Cara Adaptasi Ciamik Sineas dan Komunitas Film Lampung Kala Pandemik

Tetap berkarya dan menjadikan COVID-19 sebagai tantangan

Bandar Lampung, IDN Times - Pandemik COVID-19 lebih dua tahun terjadi di Indonesia, telah menghantam berbagai sektor ekonomi masyarakat, termasuk perfilman. Mulai dari PSBB hingga PPKM, diterapkan oleh pemerintah demi keamanan dan kesehatan masyarakatnya.

Bioskop yang buka tutup mengikuti perkembangan level PPKM menjadi salah satu pemberi dampak besar bagi sineas bahkan komunitas film Indonesia khususnya di Lampung. Tak patah arang, ternyata para pelaku perfilman ini terus mencari cara untuk bertahan dan berkarya ditengah kondisi pandemik COVID-19 naik turun dengan berbagai macam variannya.
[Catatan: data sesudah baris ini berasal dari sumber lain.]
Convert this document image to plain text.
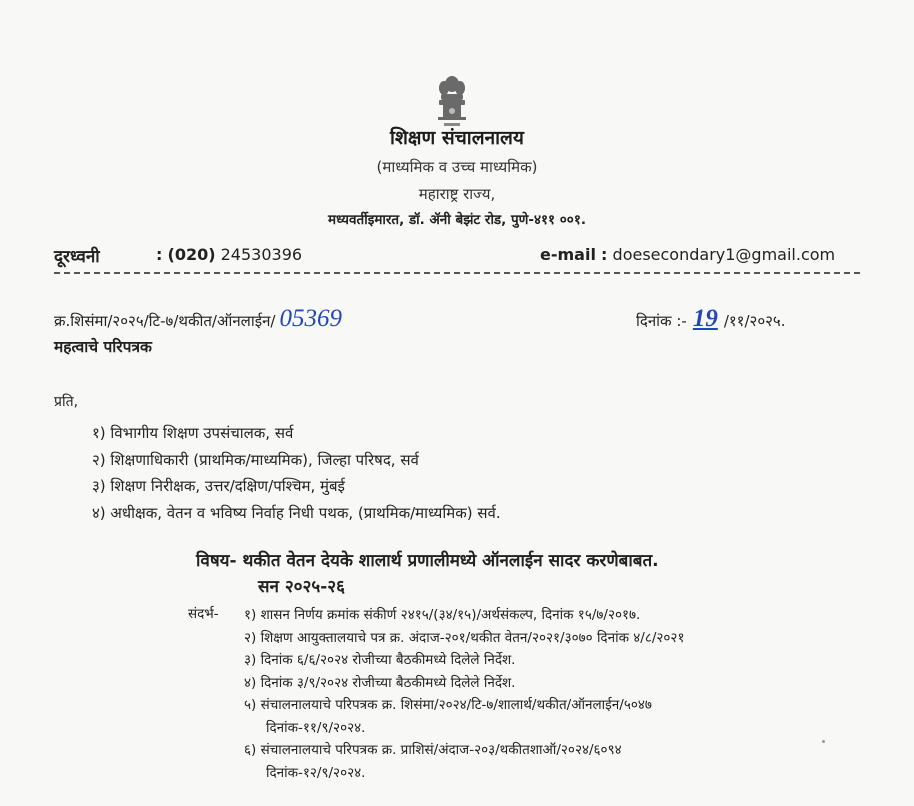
शिक्षण संचालनालय
(माध्यमिक व उच्च माध्यमिक)
महाराष्ट्र राज्य,
मध्यवर्तीइमारत, डॉ. ॲनी बेझंट रोड, पुणे-४११ ००१.
दूरध्वनी	: (020) 24530396	e-mail : doesecondary1@gmail.com
क्र.शिसंमा/२०२५/टि-७/थकीत/ऑनलाईन/ 05369	दिनांक :- 19 /११/२०२५.
महत्वाचे परिपत्रक
प्रति,
१) विभागीय शिक्षण उपसंचालक, सर्व
२) शिक्षणाधिकारी (प्राथमिक/माध्यमिक), जिल्हा परिषद, सर्व
३) शिक्षण निरीक्षक, उत्तर/दक्षिण/पश्चिम, मुंबई
४) अधीक्षक, वेतन व भविष्य निर्वाह निधी पथक, (प्राथमिक/माध्यमिक) सर्व.
विषय- थकीत वेतन देयके शालार्थ प्रणालीमध्ये ऑनलाईन सादर करणेबाबत.
सन २०२५-२६
संदर्भ- १) शासन निर्णय क्रमांक संकीर्ण २४१५/(३४/१५)/अर्थसंकल्प, दिनांक १५/७/२०१७.
२) शिक्षण आयुक्तालयाचे पत्र क्र. अंदाज-२०१/थकीत वेतन/२०२१/३०७० दिनांक ४/८/२०२१
३) दिनांक ६/६/२०२४ रोजीच्या बैठकीमध्ये दिलेले निर्देश.
४) दिनांक ३/९/२०२४ रोजीच्या बैठकीमध्ये दिलेले निर्देश.
५) संचालनालयाचे परिपत्रक क्र. शिसंमा/२०२४/टि-७/शालार्थ/थकीत/ऑनलाईन/५०४७
दिनांक-११/९/२०२४.
६) संचालनालयाचे परिपत्रक क्र. प्राशिसं/अंदाज-२०३/थकीतशाऑ/२०२४/६०९४
दिनांक-१२/९/२०२४.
Berikut IDN Times rangkum berbagai cerita mereka

1. Sineas andal akan terus berkarya dalam kondisi apapun

Cara Adaptasi Ciamik Sineas dan Komunitas Film Lampung Kala PandemikDeddy Sulaimawan. (Instagram.com/travelbydeddy)

Deddy Sulaimawan, seorang sineas dan aktor Lampung mengatakan, pandemik COVID-19 memang memberikan dampak cukup berarti untuk sineas dalam berkarya. Misalnya, bioskop sempat tak beroperasi membuat pelaku perfilman tidak memiliki wadah untuk memutar film, atau keterbatasan sineas proses syuting.

Meski begitu, ia mengaku tidak menjadikan hal itu sebagai halangan, tapi menjadikannya tantangan harus dihadapi agar tetap terus produktif dan profesional.

“Saya selalu ingat, bahwa sineas yang andal adalah sineas yang berkarya walau tantangannya banyak, walau apapun kondisi dan keadaannya. Terbukti selama pandemik, kami tidak bengong saja dan tetap berkarya. Film selesai dan tetap sehat, hasil itu pasti sejalan dengan proses,” katanya, Kamis (24/3/2022).

2. Ada film sampai ditunda setahun untuk tayang

Cara Adaptasi Ciamik Sineas dan Komunitas Film Lampung Kala PandemikFilm Ayudia dan Jalan Pulangnya. (Google.com)

Deddy juga menceritakan pahitnya pandemik bagi dunia perfilman khususnya saat projek Film Ayudia dan Jalan Pulangnya ia ikut di dalamnya rampung digarap.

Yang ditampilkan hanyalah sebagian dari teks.